Tras la masiva inscripción de beneficiarios al programa de la Asignación Universal por Hijo, ANSES inició la depuración del padrón que recibe el beneficio porque se detectó que hubo algunas irregularidades en la declaración de datos. La sorpresa fue que el sistema mostró como incompatible a la percepción de la asignación universal con el Programa Pro Familia por el que la Provincia subsidia la canasta alimentaria a través de los vales o tarjetas. Sin embargo, desde el Ministerio de Desarrollo Social de la Provincia señalan que no existe tal discrepancia.
El cruce de información entre ANSES y la Provincia se inició cuando el Ministerio local envió la base de datos en la que consta quiénes son los beneficiarios del programa provincial. El titular de la UDAI local, Isauro Molina, explicó que la incompatibilidad surge en el decreto 1602 de la presidenta Cristina Fernández de Kirchner. En efecto, el artículo 9 establece: La percepción de las prestaciones previstas en el presente decreto resultan incompatibles con el cobro de cualquier suma originada en prestaciones contributivas o no contributivas nacionales, provinciales, municipales o de la ciudad Autónoma de Buenos Aires.
Ante la revelación del sistema informático, muchos beneficiarios concurrieron a Desarrollo Social para renunciar al programa Pro Familia y optar por un beneficio que garantiza $ 180 por cada hijo. Otra versión
Por su parte, la subsecretaria de Familia, Claudia Ruibal, negó la discrepancia entre ambos beneficios sociales al indicar que el organismo tiene una nota firmada por la subsecretaria de Políticas Alimentarias del Ministerio de Desarrollo Social de la Nación, Liliana Periotti, por la que confirma que las prestaciones del programa de Seguridad Alimentaria no son incompatibles con la asignación universal mientras se mantengan estables los parámetros de vulnerabilidad social.
Esto significa que no es incompatible, sentenció Ruibal siempre que el beneficiario no supere los ingresos establecidos como parámetro para la pobreza y la indigencia.

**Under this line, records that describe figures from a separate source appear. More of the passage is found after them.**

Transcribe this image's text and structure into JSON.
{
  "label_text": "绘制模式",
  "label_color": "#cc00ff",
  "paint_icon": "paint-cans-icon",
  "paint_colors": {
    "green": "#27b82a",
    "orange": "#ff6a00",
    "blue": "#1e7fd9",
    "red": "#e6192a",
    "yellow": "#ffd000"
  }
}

Ruibal confirmó que muchos beneficiarios fueron a solicitar la baja en el programa de vales y tarjetas. La gente por desconocimiento piensa que si recibe la asignación no puede recibir el vale Pro-Familia y en realidad no es así, explicó la funcionaria provincial.

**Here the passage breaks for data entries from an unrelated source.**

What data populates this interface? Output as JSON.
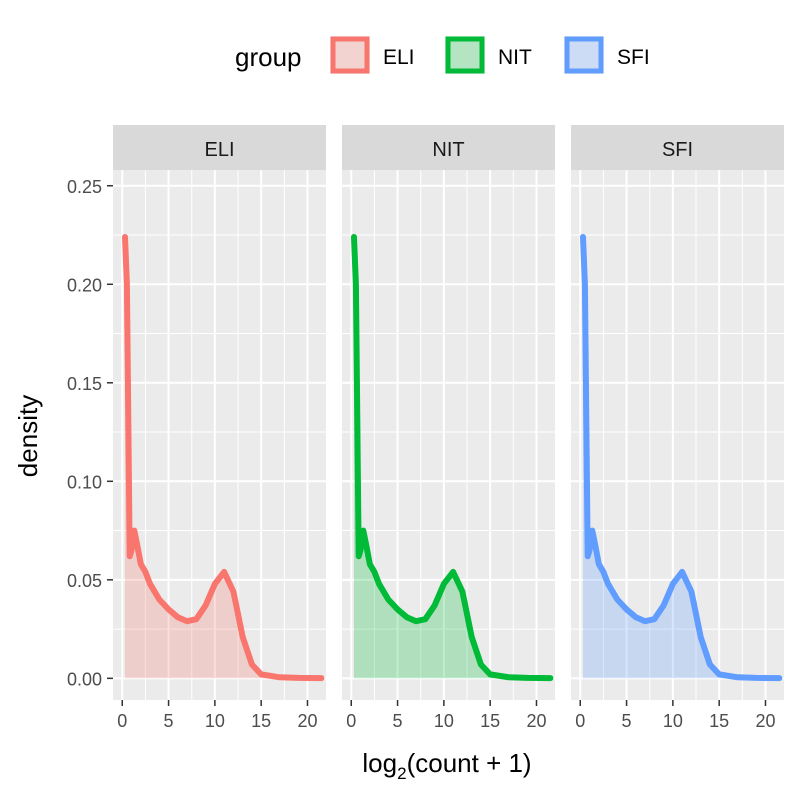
{
  "chart_data": {
    "type": "area",
    "xlabel_base": "log",
    "xlabel_sub": "2",
    "xlabel_rest": "(count + 1)",
    "ylabel": "density",
    "xlim": [
      -1,
      22
    ],
    "ylim": [
      -0.011,
      0.258
    ],
    "x_ticks": [
      0,
      5,
      10,
      15,
      20
    ],
    "y_ticks": [
      0.0,
      0.05,
      0.1,
      0.15,
      0.2,
      0.25
    ],
    "y_tick_labels": [
      "0.00",
      "0.05",
      "0.10",
      "0.15",
      "0.20",
      "0.25"
    ],
    "grid": true,
    "legend": {
      "title": "group",
      "position": "top",
      "entries": [
        "ELI",
        "NIT",
        "SFI"
      ]
    },
    "facets": [
      "ELI",
      "NIT",
      "SFI"
    ],
    "colors": {
      "ELI": "#F8766D",
      "NIT": "#00BA38",
      "SFI": "#619CFF"
    },
    "series": [
      {
        "name": "ELI",
        "x": [
          0.3,
          0.5,
          0.8,
          1.0,
          1.3,
          1.6,
          2.0,
          2.5,
          3,
          4,
          5,
          6,
          7,
          8,
          9,
          10,
          11,
          12,
          13,
          14,
          15,
          17,
          19,
          21.5
        ],
        "y": [
          0.224,
          0.2,
          0.062,
          0.065,
          0.075,
          0.068,
          0.058,
          0.054,
          0.048,
          0.04,
          0.035,
          0.031,
          0.029,
          0.03,
          0.037,
          0.048,
          0.054,
          0.044,
          0.021,
          0.007,
          0.002,
          0.0005,
          0.0002,
          0.0001
        ]
      },
      {
        "name": "NIT",
        "x": [
          0.3,
          0.5,
          0.8,
          1.0,
          1.3,
          1.6,
          2.0,
          2.5,
          3,
          4,
          5,
          6,
          7,
          8,
          9,
          10,
          11,
          12,
          13,
          14,
          15,
          17,
          19,
          21.5
        ],
        "y": [
          0.224,
          0.2,
          0.062,
          0.065,
          0.075,
          0.068,
          0.058,
          0.054,
          0.048,
          0.04,
          0.035,
          0.031,
          0.029,
          0.03,
          0.037,
          0.048,
          0.054,
          0.044,
          0.021,
          0.007,
          0.002,
          0.0005,
          0.0002,
          0.0001
        ]
      },
      {
        "name": "SFI",
        "x": [
          0.3,
          0.5,
          0.8,
          1.0,
          1.3,
          1.6,
          2.0,
          2.5,
          3,
          4,
          5,
          6,
          7,
          8,
          9,
          10,
          11,
          12,
          13,
          14,
          15,
          17,
          19,
          21.5
        ],
        "y": [
          0.224,
          0.2,
          0.062,
          0.065,
          0.075,
          0.068,
          0.058,
          0.054,
          0.048,
          0.04,
          0.035,
          0.031,
          0.029,
          0.03,
          0.037,
          0.048,
          0.054,
          0.044,
          0.021,
          0.007,
          0.002,
          0.0005,
          0.0002,
          0.0001
        ]
      }
    ]
  }
}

Ante las versiones cruzadas, EL ANCASTI realizó una nueva consulta al titular de ANSES, Isauro Molina, quien confirmó que la percepción de ambos beneficios sociales genera incompatibilidad y el beneficiario deberá optar por uno u otra.
Una de las explicaciones posibles es que el sistema notifique como incompatibles aquellos que entre la ayuda del programa provincial y la que reciben de ANSES superan el nivel de ingresos de una familia considerada como pobre o indigente.
Molina anticipó que en estos casos deberá intervenir un asistente social para determinar si la suma de ingresos son insuficientes porque se encuentra en un alto nivel de vulnerabilidad social.